Superrechner für die NSA: Ein Quantum Spionage

Der US-Geheimdienst NSA will mit einem Quantencomputer die üblichen Verschlüsselungsverfahren knacken. Was genau kann ein solcher Rechner?

Vorentwicklung des Superrechners: die Molekularstrahl-Epitaxie-Anlage Bild: dpa

BERLIN taz | Der Militärgeheimdienst der USA forscht an einem Supercomputer, einem sogenannten Quantenrechner. Das hat am Freitag die Washington Post unter Berufung auf Dokumente des früheren NSA-Vertragsarbeiters Edward Snowden berichtet. Dieser Quantencomputer soll bisher sichere Verschlüsselungsverfahren knacken. Mit diesen Sicherungsverfahren werden weltweit Regierungsdokumente oder Mails geschützt.

Bei den Details eines Quantencomputers wird es technisch bis philosophisch: Ein herkömmlicher Rechner arbeitet mit Nullen und Einsen, also mit An/Aus, ganz oder gar nicht. Das ist praktisch für schnelles Zählen oder Speichern.

Bei bestimmten Aufgaben allerdings scheitert dieses Null-Eins-Kombinieren, so auch beim Knacken von Verschlüsselungen nach dem sogenannten RSA-Verfahren. Dabei werden Botschaften kodiert mithilfe von zwei Primzahlen (also nur durch sich selbst teilbaren Zahlen, wie der 17 oder der 99.991), die miteinander multipliziert werden. Wer rückwärts rechnend diese beiden ursprünglichen Primzahlen wieder erhalten kann, hat die Botschaft entschlüsselt. Dumm für die Codeknacker ist, dass die verschlüsselte Botschaft durch schwierig zurückzuverfolgende mathematische Falltürfunktionen gejagt und dabei verzerrt wird.

Ein Quantencomputer arbeitet mit mehr als den zwei Zuständen Null und Eins sowie mit wahrscheinlichen Verteilungen zwischen diesen Zuständen. Er lässt sich nicht schnell auf ein diskretes Sein festlegen. Denn Elementarteilchen können unterhalb der atomaren Ebene verschiedene Quantenzustände annehmen und zwischen ihnen schweben.
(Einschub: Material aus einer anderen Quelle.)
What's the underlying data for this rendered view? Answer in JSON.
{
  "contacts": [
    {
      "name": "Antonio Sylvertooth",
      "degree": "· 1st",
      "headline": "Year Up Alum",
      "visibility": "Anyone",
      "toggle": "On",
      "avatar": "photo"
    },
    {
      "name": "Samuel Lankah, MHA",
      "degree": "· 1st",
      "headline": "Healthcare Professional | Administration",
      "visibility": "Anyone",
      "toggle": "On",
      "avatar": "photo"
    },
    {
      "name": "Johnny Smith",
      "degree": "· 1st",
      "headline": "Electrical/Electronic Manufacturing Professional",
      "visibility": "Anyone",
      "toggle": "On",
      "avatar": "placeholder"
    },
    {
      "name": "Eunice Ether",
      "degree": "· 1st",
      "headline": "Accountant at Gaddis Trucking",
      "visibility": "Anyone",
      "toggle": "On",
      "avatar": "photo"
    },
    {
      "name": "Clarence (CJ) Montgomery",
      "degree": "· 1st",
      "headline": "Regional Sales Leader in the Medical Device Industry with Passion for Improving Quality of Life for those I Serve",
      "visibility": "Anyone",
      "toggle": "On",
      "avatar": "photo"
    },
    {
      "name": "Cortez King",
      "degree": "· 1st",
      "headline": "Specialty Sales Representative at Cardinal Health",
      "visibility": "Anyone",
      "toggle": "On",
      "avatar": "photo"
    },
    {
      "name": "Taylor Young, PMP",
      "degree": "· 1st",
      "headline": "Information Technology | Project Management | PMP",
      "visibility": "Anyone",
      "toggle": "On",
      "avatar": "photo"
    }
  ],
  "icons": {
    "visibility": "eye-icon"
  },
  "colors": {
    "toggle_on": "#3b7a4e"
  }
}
Hier kommen nicht einfach Addition oder Multiplikation zu Einsatz, sondern quantenmechanische Operatoren, die zum Beispiel Anfangs- und Endzustände miteinander vergleichen. So wird die verschlüsselte Botschaft hin- und hertransformiert, bis aus solchen Vergleichen Rückschlüsse auf die anfänglichen Primzahlen gewonnen werden – vereinfacht gesagt.

Noch Zukunftsmusik

Praktisch bleibt der Quantencomputer allerdings noch für Jahre Zukunftsmusik – laut den Dokumenten selbst für die NSA und ihr 80 Millionen Dollar schweres Forschungsprogramm im Bundesstaat Maryland. Dort haben die Forscher von Umwelteinflüssen isolierte Labors gebaut, denn die Quantenbits („Qubits“) sind sehr leicht zu beeinflussen. So ein Quantenrechner muss mit Hunderten Qubits gleichzeitig jonglieren. Bis Ende September 2013, so die von der Washington Post zitierten Folien, wollte die NSA zwei Qubits beherrschen können.

So weit die Theorie. In der Praxis geht die Nationale Sicherheitsagentur und ihre Abteilung TAO so lange mit gezielten Einbrüchen und der Infizierung der Elektronik auf Zielpersonen los, meldet der Spiegel. So fängt der US-Geheimdienst über präparierte Netzwerktechnik Datenverkehr ab und mischt ihm Spionageprogramme von einem NSA-Server bei. Für ihre Angriffe habe die NSA gezielt Schwachstellen gelegt, vor allem in Programmen und Geräten von US-Firmen.

Es geht in einem NSA-internen Katalog auch um Hardware wie etwa ein präpariertes Monitorkabel, mit dem man per Radar auf Entfernung den Inhalt eines Bildschirms auslesen kann. Die NSA fange Produkte auf dem Weg zum Kunden ab und baue dann auch Spionagechips ein oder infiziere sie mit nicht zu findenden Spähprogrammen, so die Snowden-Folien aus dem Jahre 2008.